Though the event occurred during the same summer as the iconic Woodstock festival and drew over 300,000 guests, its place in history is nowhere near as prominent. Mainstream media at the time barely covered the Harlem Cultural Festival. Fortunately, television cameraman Hal Tulchin was on hand to capture over 40 hours of video during the shows. Locked in storage for five decades, the never-before-seen footage serves as the basis for Black Woodstock.
Said Questlove in a statement,
“I am truly excited to help bring the passion, the story and the music of the Harlem Cultural Festival to audiences around the world.

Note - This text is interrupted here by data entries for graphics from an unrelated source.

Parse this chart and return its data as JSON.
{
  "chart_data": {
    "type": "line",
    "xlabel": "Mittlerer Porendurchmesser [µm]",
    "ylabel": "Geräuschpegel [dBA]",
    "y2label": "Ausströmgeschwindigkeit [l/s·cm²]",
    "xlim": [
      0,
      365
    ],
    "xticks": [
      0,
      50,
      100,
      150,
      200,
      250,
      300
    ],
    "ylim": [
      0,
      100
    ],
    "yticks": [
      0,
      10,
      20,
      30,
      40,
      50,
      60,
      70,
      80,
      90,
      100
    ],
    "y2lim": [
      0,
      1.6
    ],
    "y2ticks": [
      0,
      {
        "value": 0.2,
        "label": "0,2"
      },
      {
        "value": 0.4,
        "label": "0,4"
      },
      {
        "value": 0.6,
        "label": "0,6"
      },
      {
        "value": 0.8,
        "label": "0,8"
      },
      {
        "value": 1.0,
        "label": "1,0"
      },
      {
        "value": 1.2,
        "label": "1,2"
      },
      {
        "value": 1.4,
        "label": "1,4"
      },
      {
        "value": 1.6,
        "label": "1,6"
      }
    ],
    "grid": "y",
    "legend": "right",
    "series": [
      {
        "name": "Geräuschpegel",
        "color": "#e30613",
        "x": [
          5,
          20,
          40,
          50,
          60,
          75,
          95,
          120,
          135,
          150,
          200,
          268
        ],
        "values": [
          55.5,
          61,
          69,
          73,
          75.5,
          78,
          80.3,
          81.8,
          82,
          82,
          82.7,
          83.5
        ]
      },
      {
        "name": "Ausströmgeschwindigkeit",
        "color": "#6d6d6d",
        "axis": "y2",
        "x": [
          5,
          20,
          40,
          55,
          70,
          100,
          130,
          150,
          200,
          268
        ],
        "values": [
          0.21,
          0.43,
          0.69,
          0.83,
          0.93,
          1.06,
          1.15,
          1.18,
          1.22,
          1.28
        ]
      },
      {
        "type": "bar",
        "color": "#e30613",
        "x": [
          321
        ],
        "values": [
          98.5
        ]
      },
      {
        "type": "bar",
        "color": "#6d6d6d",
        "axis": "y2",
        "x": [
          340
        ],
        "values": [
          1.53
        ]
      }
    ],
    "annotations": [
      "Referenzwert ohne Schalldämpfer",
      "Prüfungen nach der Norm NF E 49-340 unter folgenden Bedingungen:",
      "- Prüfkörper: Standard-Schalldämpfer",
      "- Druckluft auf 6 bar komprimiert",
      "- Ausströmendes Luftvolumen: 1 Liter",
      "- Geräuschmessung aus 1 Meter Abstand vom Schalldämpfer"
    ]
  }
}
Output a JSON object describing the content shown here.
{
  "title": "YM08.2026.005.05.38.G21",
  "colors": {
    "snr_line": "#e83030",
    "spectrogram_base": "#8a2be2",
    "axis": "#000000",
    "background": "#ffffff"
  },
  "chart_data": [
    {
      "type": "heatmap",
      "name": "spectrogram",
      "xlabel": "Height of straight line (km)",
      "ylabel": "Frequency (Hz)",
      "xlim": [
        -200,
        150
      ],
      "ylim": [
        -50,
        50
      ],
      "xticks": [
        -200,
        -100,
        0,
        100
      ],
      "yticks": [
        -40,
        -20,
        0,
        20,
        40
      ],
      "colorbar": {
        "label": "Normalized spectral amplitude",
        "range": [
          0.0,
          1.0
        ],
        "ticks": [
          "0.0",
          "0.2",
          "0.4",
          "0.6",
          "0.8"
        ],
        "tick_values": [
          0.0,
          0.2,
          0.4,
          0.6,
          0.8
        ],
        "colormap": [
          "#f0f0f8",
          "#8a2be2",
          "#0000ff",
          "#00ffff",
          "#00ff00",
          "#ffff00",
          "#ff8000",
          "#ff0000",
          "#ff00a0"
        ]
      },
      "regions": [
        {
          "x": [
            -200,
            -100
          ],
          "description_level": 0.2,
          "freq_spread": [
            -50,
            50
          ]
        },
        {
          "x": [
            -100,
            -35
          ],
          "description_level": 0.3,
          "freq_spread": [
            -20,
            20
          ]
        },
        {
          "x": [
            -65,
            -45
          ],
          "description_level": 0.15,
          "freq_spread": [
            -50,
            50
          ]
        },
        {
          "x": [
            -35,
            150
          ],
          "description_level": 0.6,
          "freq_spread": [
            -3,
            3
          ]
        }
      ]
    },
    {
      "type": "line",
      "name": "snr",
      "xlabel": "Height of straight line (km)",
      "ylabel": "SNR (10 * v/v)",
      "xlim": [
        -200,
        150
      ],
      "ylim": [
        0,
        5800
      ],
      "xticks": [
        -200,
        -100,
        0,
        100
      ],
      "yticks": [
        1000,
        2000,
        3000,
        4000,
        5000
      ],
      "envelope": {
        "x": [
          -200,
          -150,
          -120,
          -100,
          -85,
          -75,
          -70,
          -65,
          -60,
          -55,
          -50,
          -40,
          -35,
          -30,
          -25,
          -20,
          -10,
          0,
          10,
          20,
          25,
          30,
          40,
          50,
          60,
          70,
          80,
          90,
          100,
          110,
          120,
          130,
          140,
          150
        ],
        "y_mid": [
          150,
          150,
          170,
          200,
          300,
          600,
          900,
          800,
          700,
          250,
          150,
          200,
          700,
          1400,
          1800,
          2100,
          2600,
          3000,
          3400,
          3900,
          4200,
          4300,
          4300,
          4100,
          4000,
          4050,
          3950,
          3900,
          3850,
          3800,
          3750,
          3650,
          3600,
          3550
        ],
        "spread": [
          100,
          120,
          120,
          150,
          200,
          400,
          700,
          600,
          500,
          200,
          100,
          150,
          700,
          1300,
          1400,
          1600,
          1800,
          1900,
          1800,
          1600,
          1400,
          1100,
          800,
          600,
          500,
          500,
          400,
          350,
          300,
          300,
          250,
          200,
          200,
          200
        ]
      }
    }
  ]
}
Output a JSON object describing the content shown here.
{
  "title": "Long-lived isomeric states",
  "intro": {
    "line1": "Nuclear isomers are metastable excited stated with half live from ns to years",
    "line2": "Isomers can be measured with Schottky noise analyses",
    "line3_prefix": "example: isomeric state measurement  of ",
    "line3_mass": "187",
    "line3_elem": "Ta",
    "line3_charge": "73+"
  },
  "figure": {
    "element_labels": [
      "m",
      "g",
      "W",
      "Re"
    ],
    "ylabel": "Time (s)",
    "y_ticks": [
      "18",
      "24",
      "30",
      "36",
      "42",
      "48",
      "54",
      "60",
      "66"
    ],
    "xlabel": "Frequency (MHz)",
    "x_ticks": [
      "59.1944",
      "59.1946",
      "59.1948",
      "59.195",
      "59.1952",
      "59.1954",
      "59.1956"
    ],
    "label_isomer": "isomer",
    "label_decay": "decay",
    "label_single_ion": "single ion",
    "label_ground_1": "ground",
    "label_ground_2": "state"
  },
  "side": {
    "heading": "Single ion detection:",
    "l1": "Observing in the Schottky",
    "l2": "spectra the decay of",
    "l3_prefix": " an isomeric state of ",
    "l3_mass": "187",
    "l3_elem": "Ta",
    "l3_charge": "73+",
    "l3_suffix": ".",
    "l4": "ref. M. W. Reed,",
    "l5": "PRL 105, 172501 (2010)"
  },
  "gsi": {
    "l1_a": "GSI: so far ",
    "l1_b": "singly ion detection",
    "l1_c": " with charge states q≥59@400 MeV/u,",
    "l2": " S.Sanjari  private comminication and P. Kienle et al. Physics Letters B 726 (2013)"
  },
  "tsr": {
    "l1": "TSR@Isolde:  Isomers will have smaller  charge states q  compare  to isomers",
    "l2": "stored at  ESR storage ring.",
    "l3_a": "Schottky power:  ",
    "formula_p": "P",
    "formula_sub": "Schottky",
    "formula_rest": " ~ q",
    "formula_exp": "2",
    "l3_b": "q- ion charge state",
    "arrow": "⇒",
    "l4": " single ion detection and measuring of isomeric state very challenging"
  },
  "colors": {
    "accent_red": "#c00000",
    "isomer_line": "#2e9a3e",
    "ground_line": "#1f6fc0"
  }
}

The performances are extraordinary. I was stunned when I saw the lost footage for the first time. It’s incredible to look at 50 years of history that’s never been told, and I’m eager and humbled to tell that story.”
No release date has been set for Black Woodstock, but history buffs and music fans alike should be anticipating Questlove’s first turn as director. Producers on the project include Robert Fyvolent, David Dinerstein and Joseph Patel, while RadicalMedia’s Jon Kamen and Dave Sirulnick will serve as EPs alongside Beth Hubbard. Joshua L. Pearson (What Happened, Miss Simone?) has been tapped as editor, and Randal Poster (Grand Budapest Hotel) is on board as musical director.